San Francisco District Attorney George Gascón today (Wednesday, October 10) called on reinstated Sheriff Ross Mirkarimi to recuse himself from his duties relating to the custody, supervision, safety, and rehabilitation of domestic violence offenders.
“Ross Mirkarimi is on probation in this county for a crime of domestic violence,” Gascón said in a statement. “He is, at a minimum, incapable of adequately performing the functions of his office that relate to crimes of domestic violence.”
Mirkarimi didn’t immediately respond to requests for comment.
[Updated 10/12/12]: Mirkarimi’s attorney David Waggoner said in an email Wednesday that the sheriff “is focused on renewing his job duties and it would be inappropriate and premature to respond to demands made in the heat of the moment. It’s time for cooler heads to prevail on all sides and for everyone to get back to performing the jobs they were elected to carry out.” [End update]
The Board of Supervisors voted 7-4 Tuesday, October 9 not to sustain Mayor Ed Lee’s official misconduct charges against Mirkarimi. Lee suspended Mirkarimi without pay in March after he pleaded guilty to a misdemeanor charge that stemmed from a December 2011 domestic violence incident with his wife, Eliana Lopez.
The DA said he appreciates the work of the board and other city officials, but “I believe I echo the sentiment of many San Franciscans when I say I have grave concerns about Ross Mirkarimi’s ability to manage the sheriff’s department. … What I will not accept is any compromise of public safety as a result of his reinstatement.”
During the remainder of Mirkarimi’s three-year probation sentence, Gascón said, “he needs to wall himself off from this conflict by appointing a high level administrator within his department to oversee all domestic violence related work.” That administrator should be allowed to make all domestic violence-related decisions, including the domestic violence batterer’s program overseen by the sheriff’s department, supervision of inmates being held for domestic violence-related crimes, and direct discipline of sheriff’s personnel charged for domestic violence crimes, the DA said.

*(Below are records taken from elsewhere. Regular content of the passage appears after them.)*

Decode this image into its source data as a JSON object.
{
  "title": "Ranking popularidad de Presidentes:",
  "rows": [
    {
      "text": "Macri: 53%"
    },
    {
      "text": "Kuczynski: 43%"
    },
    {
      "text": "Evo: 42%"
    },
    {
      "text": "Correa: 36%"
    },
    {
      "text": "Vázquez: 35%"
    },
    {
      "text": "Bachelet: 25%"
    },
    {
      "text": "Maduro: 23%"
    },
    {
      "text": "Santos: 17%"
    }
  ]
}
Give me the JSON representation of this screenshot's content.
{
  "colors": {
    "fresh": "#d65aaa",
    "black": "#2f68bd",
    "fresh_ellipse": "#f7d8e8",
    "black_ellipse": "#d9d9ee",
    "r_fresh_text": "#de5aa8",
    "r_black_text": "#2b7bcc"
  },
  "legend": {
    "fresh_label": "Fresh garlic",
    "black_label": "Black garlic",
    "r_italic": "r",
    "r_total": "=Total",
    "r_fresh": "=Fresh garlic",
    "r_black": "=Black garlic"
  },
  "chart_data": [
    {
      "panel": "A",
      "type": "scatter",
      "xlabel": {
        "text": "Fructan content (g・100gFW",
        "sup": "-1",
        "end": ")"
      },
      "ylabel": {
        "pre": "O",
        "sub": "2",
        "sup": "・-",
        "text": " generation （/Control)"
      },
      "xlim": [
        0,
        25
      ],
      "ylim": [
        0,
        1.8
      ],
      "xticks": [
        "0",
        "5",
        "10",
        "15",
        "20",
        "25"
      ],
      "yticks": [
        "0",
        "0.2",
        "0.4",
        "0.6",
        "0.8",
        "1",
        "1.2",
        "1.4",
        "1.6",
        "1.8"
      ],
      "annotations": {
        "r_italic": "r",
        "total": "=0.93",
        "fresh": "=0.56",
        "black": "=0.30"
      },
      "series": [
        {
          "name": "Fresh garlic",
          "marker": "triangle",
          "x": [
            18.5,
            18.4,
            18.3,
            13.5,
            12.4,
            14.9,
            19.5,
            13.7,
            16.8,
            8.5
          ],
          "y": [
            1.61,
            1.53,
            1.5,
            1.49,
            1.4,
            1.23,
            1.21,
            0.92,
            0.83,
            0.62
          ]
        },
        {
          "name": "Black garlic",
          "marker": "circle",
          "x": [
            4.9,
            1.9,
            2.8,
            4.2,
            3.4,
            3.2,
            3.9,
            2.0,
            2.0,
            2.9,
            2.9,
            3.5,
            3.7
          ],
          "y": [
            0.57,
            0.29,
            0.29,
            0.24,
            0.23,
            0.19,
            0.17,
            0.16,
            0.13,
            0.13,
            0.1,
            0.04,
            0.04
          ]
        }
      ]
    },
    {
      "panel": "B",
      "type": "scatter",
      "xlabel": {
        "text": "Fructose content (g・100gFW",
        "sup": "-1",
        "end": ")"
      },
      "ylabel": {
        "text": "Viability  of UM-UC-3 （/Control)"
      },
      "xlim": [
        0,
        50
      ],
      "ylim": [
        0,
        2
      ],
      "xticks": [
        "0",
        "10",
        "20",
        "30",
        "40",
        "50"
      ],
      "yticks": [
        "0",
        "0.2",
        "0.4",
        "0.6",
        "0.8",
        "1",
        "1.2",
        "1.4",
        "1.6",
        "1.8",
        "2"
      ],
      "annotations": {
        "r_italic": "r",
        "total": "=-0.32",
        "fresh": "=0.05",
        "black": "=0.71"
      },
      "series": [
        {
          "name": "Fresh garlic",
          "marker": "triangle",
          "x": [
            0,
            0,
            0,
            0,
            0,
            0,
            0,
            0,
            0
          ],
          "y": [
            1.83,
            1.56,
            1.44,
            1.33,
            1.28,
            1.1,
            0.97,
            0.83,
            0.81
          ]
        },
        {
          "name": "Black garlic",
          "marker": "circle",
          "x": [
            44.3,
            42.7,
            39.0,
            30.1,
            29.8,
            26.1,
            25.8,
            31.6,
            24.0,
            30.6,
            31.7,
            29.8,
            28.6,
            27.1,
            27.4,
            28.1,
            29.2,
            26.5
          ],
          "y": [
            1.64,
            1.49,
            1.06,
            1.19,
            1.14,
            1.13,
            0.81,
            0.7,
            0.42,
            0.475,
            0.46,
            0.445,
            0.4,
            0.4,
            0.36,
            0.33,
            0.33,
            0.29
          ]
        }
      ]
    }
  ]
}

“I will not allow the clock to be rolled back on 30 years of progress in protecting victims of domestic violence,” Gascón stated. “No victim of crime should fear that their call for help will go unanswered. No victim should have to consider whether their claim will be taken seriously because they are reporting it to an individual who has committed the same crime.”
Gascón has encountered some questions about his office’s handling of domestic violence cases. The SF Public Press recently reported the DA’s office’s “prosecutions for domestic violence crimes was the lowest per capita in the Bay Area.” Gascón has said his office would examine the situation, the news site reported.